In 1627, a couple of decades after the expulsion of the Moriscos, a corsair ship from Algiers raided Iceland, capturing a couple of hundred unfortunate villagers, one of whom left a description of his experiences. While the distance travelled in this raid was unusual, the practice itself was less so: the capitals of the Barbary states were full of European slaves captured by state-sponsored pirates, waiting for ransoms that might never come. Likewise, many North Africans were captured and held as slaves in Europe (see eg Wettinger 2002 on Malta): describing Algiers in 1612, Diego de Haedo comments that "there are many Muslims who have been captives in Spain, Italy and France" and hence speak those countries' languages (Vincent 2004:107). To further complicate matters, not all immigration from Europe was involuntary: Haedo adds that "There are also an infinite number of renegades [converts to Islam] from these countries and a large number of Jews who have been there, who speak polished Spanish, French, or Italian. The same holds for all the children of renegades who, having learned their national language from their parents, speak it as well as those born in Spain or in Italy."

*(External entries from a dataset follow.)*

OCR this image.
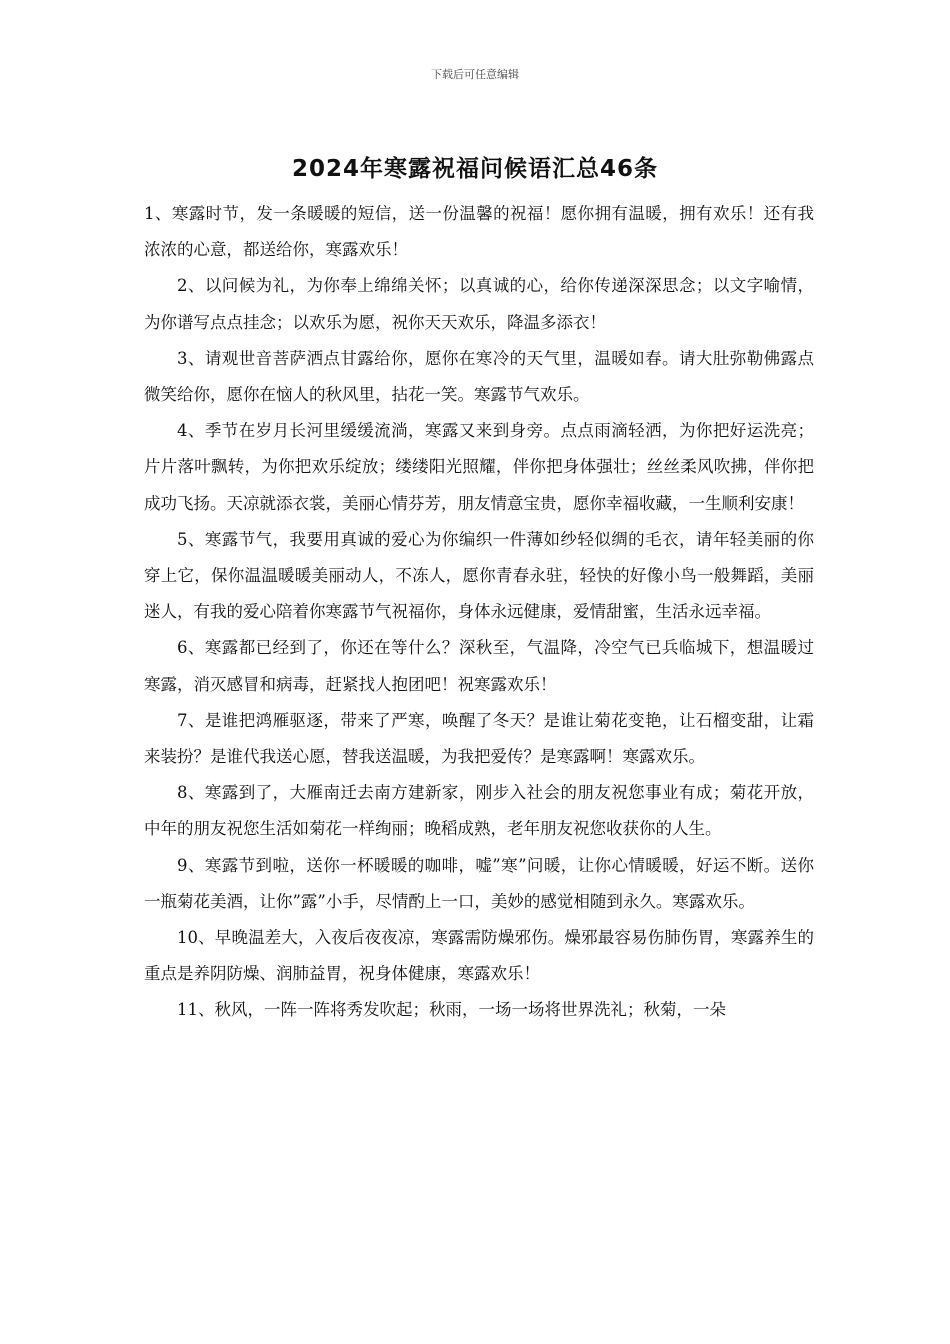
下载后可任意编辑
2024年寒露祝福问候语汇总46条

1、寒露时节，发一条暖暖的短信，送一份温馨的祝福！愿你拥有温暖，拥有欢乐！还有我浓浓的心意，都送给你，寒露欢乐！

2、以问候为礼，为你奉上绵绵关怀；以真诚的心，给你传递深深思念；以文字喻情，为你谱写点点挂念；以欢乐为愿，祝你天天欢乐，降温多添衣！

3、请观世音菩萨洒点甘露给你，愿你在寒冷的天气里，温暖如春。请大肚弥勒佛露点微笑给你，愿你在恼人的秋风里，拈花一笑。寒露节气欢乐。

4、季节在岁月长河里缓缓流淌，寒露又来到身旁。点点雨滴轻洒，为你把好运洗亮；片片落叶飘转，为你把欢乐绽放；缕缕阳光照耀，伴你把身体强壮；丝丝柔风吹拂，伴你把成功飞扬。天凉就添衣裳，美丽心情芬芳，朋友情意宝贵，愿你幸福收藏，一生顺利安康！

5、寒露节气，我要用真诚的爱心为你编织一件薄如纱轻似绸的毛衣，请年轻美丽的你穿上它，保你温温暖暖美丽动人，不冻人，愿你青春永驻，轻快的好像小鸟一般舞蹈，美丽迷人，有我的爱心陪着你寒露节气祝福你，身体永远健康，爱情甜蜜，生活永远幸福。

6、寒露都已经到了，你还在等什么？深秋至，气温降，冷空气已兵临城下，想温暖过寒露，消灭感冒和病毒，赶紧找人抱团吧！祝寒露欢乐！

7、是谁把鸿雁驱逐，带来了严寒，唤醒了冬天？是谁让菊花变艳，让石榴变甜，让霜来装扮？是谁代我送心愿，替我送温暖，为我把爱传？是寒露啊！寒露欢乐。

8、寒露到了，大雁南迁去南方建新家，刚步入社会的朋友祝您事业有成；菊花开放，中年的朋友祝您生活如菊花一样绚丽；晚稻成熟，老年朋友祝您收获你的人生。

9、寒露节到啦，送你一杯暖暖的咖啡，嘘”寒”问暖，让你心情暖暖，好运不断。送你一瓶菊花美酒，让你”露”小手，尽情酌上一口，美妙的感觉相随到永久。寒露欢乐。

10、早晚温差大，入夜后夜夜凉，寒露需防燥邪伤。燥邪最容易伤肺伤胃，寒露养生的重点是养阴防燥、润肺益胃，祝身体健康，寒露欢乐！

11、秋风，一阵一阵将秀发吹起；秋雨，一场一场将世界洗礼；秋菊，一朵
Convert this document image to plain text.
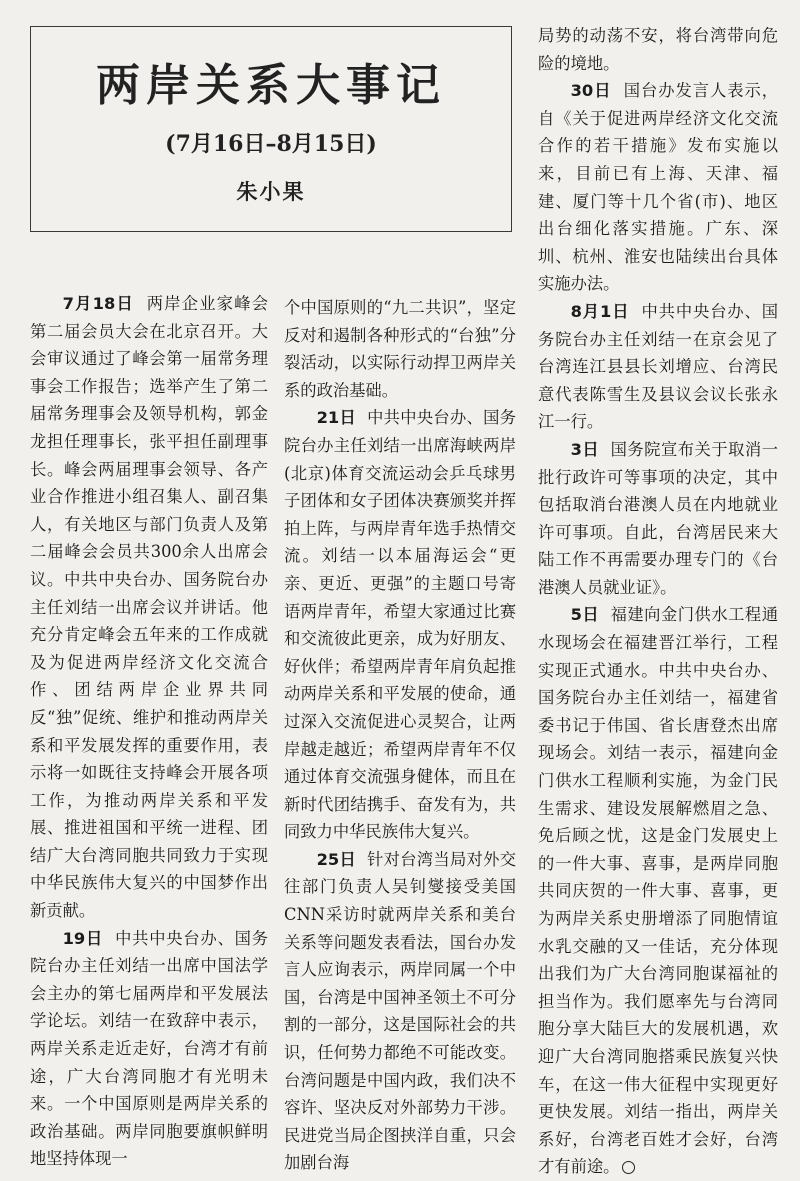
两岸关系大事记
(7月16日–8月15日)
朱小果

7月18日 两岸企业家峰会第二届会员大会在北京召开。大会审议通过了峰会第一届常务理事会工作报告；选举产生了第二届常务理事会及领导机构，郭金龙担任理事长，张平担任副理事长。峰会两届理事会领导、各产业合作推进小组召集人、副召集人，有关地区与部门负责人及第二届峰会会员共300余人出席会议。中共中央台办、国务院台办主任刘结一出席会议并讲话。他充分肯定峰会五年来的工作成就及为促进两岸经济文化交流合作、团结两岸企业界共同反“独”促统、维护和推动两岸关系和平发展发挥的重要作用，表示将一如既往支持峰会开展各项工作，为推动两岸关系和平发展、推进祖国和平统一进程、团结广大台湾同胞共同致力于实现中华民族伟大复兴的中国梦作出新贡献。

19日 中共中央台办、国务院台办主任刘结一出席中国法学会主办的第七届两岸和平发展法学论坛。刘结一在致辞中表示，两岸关系走近走好，台湾才有前途，广大台湾同胞才有光明未来。一个中国原则是两岸关系的政治基础。两岸同胞要旗帜鲜明地坚持体现一

个中国原则的“九二共识”，坚定反对和遏制各种形式的“台独”分裂活动，以实际行动捍卫两岸关系的政治基础。

21日 中共中央台办、国务院台办主任刘结一出席海峡两岸(北京)体育交流运动会乒乓球男子团体和女子团体决赛颁奖并挥拍上阵，与两岸青年选手热情交流。刘结一以本届海运会“更亲、更近、更强”的主题口号寄语两岸青年，希望大家通过比赛和交流彼此更亲，成为好朋友、好伙伴；希望两岸青年肩负起推动两岸关系和平发展的使命，通过深入交流促进心灵契合，让两岸越走越近；希望两岸青年不仅通过体育交流强身健体，而且在新时代团结携手、奋发有为，共同致力中华民族伟大复兴。

25日 针对台湾当局对外交往部门负责人吴钊燮接受美国CNN采访时就两岸关系和美台关系等问题发表看法，国台办发言人应询表示，两岸同属一个中国，台湾是中国神圣领土不可分割的一部分，这是国际社会的共识，任何势力都绝不可能改变。台湾问题是中国内政，我们决不容许、坚决反对外部势力干涉。民进党当局企图挟洋自重，只会加剧台海

局势的动荡不安，将台湾带向危险的境地。

30日 国台办发言人表示，自《关于促进两岸经济文化交流合作的若干措施》发布实施以来，目前已有上海、天津、福建、厦门等十几个省(市)、地区出台细化落实措施。广东、深圳、杭州、淮安也陆续出台具体实施办法。

8月1日 中共中央台办、国务院台办主任刘结一在京会见了台湾连江县县长刘增应、台湾民意代表陈雪生及县议会议长张永江一行。

3日 国务院宣布关于取消一批行政许可等事项的决定，其中包括取消台港澳人员在内地就业许可事项。自此，台湾居民来大陆工作不再需要办理专门的《台港澳人员就业证》。

5日 福建向金门供水工程通水现场会在福建晋江举行，工程实现正式通水。中共中央台办、国务院台办主任刘结一，福建省委书记于伟国、省长唐登杰出席现场会。刘结一表示，福建向金门供水工程顺利实施，为金门民生需求、建设发展解燃眉之急、免后顾之忧，这是金门发展史上的一件大事、喜事，是两岸同胞共同庆贺的一件大事、喜事，更为两岸关系史册增添了同胞情谊水乳交融的又一佳话，充分体现出我们为广大台湾同胞谋福祉的担当作为。我们愿率先与台湾同胞分享大陆巨大的发展机遇，欢迎广大台湾同胞搭乘民族复兴快车，在这一伟大征程中实现更好更快发展。刘结一指出，两岸关系好，台湾老百姓才会好，台湾才有前途。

In brief, 17th-century North Africa contained plenty of European immigrants - some refugees, some captives, and even some voluntary - learning the language spoken around them while maintaining, for a while, the language they had arrived with. What impact did this have on Maghrebi Arabic and Berber? Unfortunately, it's not easy to date Romance loans into either, but we can safely assume that some of the precolonial loans arrived in this period. A good dialect map, in combination with historical data on where these groups ended up, might help identify such loans more precisely - but that doesn't really exist yet, except to some extent for Morocco (Heath 2002).
Vincent, Bernard. 2004. In Jocelyne Dakhlia ed., Trames de langues. Usages et métissages linguistiques dans l’histoire du Maghreb, Tunis-Paris, IRMC, Maisonneuve & Larose, 2004, 561 p.